Here are five questions in the wake of the FDA’s announcement.
Will Medicaid cover it?
Depends where you live.
A state Medicaid program shares the cost of covering prescription drugs with the federal government. There is some leeway for how Medicaid chooses to handle over-the-counter drug coverage.
The state can cover an over-the-counter drug, but the person must have a prescription to qualify for the federal matching funds.
Still, there are some ways states can get around this requirement to make it easier for people to get the drug.
For instance, a state can give pharmacists the power to prescribe the drug at the pharmacy counter. California enables pharmacists to prescribe prophylaxis, self-administered birth control and the overdose antidote naloxone among other products, according to a report from the legal advocacy group National Health Law Program.
Several prescribe similar contraceptives, which offers a clue as to which Medicaid programs might offer this new drug.
There are at least three state Medicaid programs that use a dummy provider identifier number, which is used to identify health care providers. A pharmacy in one of those states can submit the dummy number in place of a prescriber to get coverage for an emergency contraceptive such as the Plan B pill, according to the think tank KFF.

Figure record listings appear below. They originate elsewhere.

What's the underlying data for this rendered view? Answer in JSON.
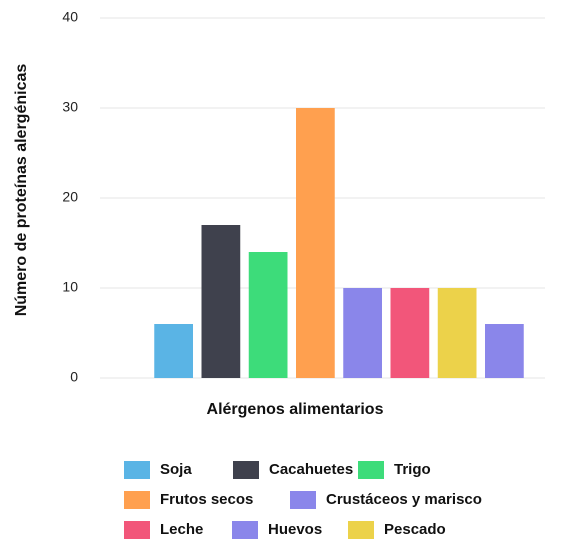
{
  "chart_data": {
    "type": "bar",
    "x_label": "Alérgenos alimentarios",
    "y_label": "Número de proteínas alergénicas",
    "categories": [
      "Soja",
      "Cacahuetes",
      "Trigo",
      "Frutos secos",
      "Crustáceos y marisco",
      "Leche",
      "Pescado",
      "Huevos"
    ],
    "values": [
      6,
      17,
      14,
      30,
      10,
      10,
      10,
      6
    ],
    "colors": [
      "#5ab4e5",
      "#3f414d",
      "#3ddc7a",
      "#ffa04f",
      "#8a86ea",
      "#f2567a",
      "#ecd24a",
      "#8a86ea"
    ],
    "ylim": [
      0,
      40
    ],
    "yticks": [
      0,
      10,
      20,
      30,
      40
    ],
    "grid": true
  }
}
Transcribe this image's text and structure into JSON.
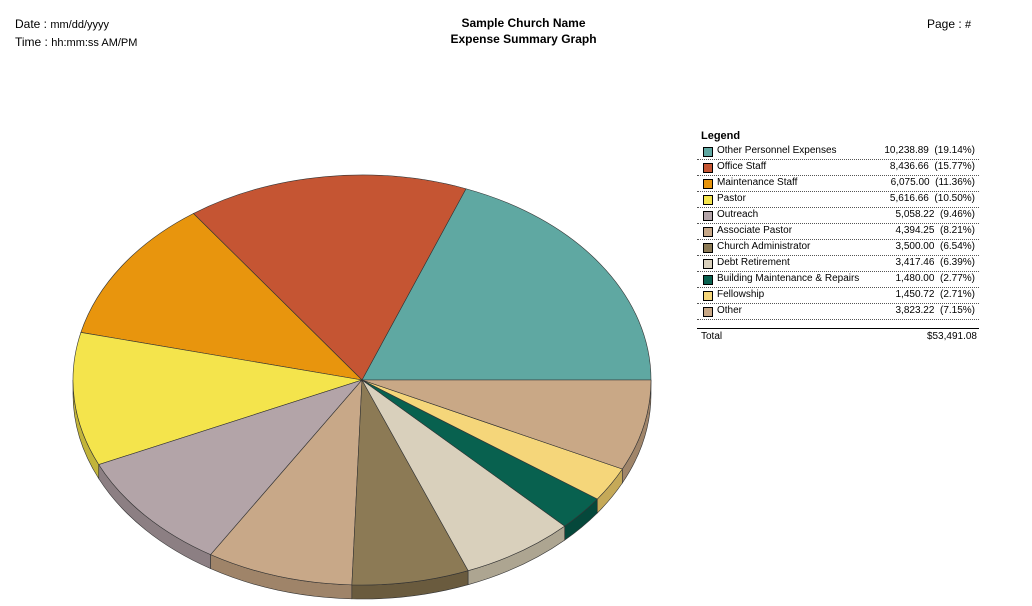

A 2022 survey conducted by KFF surveyed all states on their Medicaid coverage of family planning benefits. All 41 states that responded and the District of Columbia covered emergency contraception such as Plan B.
However, only seven states offered the Plan B pill without a prescription.
What will commercial and Obamacare plans do?
Emergency contraception such as Plan B may once again provide a window into what plans and the federal government will do.
The Biden administration issued guidance in 2022 that plans are required to cover any FDA-approved emergency contraception, even if it is available over the counter.
This applies to the Plan B pill and the similar pill Ella, which can be more effective.
Plans are also required to cover these drugs without cost-sharing. However, that requirement applies only if the consumer has a prescription.
The Affordable Care Act already requires insurers to cover birth control without any cost-sharing, but again only when there is a prescription.
HHS Secretary Xavier Becerra praised the FDA’s decision but did not elaborate on whether further guidance is coming for plans on coverage.
Will the pills be truly accessible for the people who need them?
Opill’s manufacturer has not yet revealed how much the drug will cost at point of sale without insurance coverage, though it said in a statement that it will be “accessible and affordable to women and people of all ages.”
For the uninsured and those who don’t feel comfortable using their insurance to purchase the pills — such as people in abusive relationships or minors whose parents don’t support them becoming sexually active — that retail price will greatly influence uptake.
A KFF study released in November found that women of reproductive age who say they would use the pills if approved cited a range of reasons, including cost, speed, confidentiality, and not having to schedule a doctor’s visit and a pelvic exam in order to get a prescription. Just 16 percent of those surveyed said they would be able to pay more than $20 per month for the drugs, compared with nearly 40 percent who said they would be able to pay between $1 and $10.
Accessibility will also depend heavily on which retailers choose to stock the drug. While CVS, one of the nation’s largest pharmacy chains, has pledged to carry the pills in its 10,000 locations around the country, other major pharmacy chains have not yet revealed whether they will do so.
Could employers sue due to moral or religious objections?
The Trump administration issued a rule in 2018 that let most employers with a religious or moral objection to birth control get an exemption from the coverage requirement.
The Supreme Court upheld the rule in 2020.
The Biden administration issued a proposed rule in January that removes the moral exemption but keeps the religious one. The proposed rule would also expand use of an accommodation that grants no-cost coverage to employees of a company that has a religious objection.
That rule has yet to be finalized, leaving the Trump regulation still in place.
Could there be other lawsuits?
It’s possible.
A federal district judge’s ruling earlier this year to undo longstanding FDA approval of the abortion drug mifepristone and ban its sale nationwide has raised hopes on the right and fears on the left of future challenges.
Alliance Defending Freedom, the conservative legal group representing medical organizations in that case who say they’ve been harmed by having to care for patients who took mifepristone and experience complications, did not immediately respond to whether they are looking at a similar challenge to the Opill approval.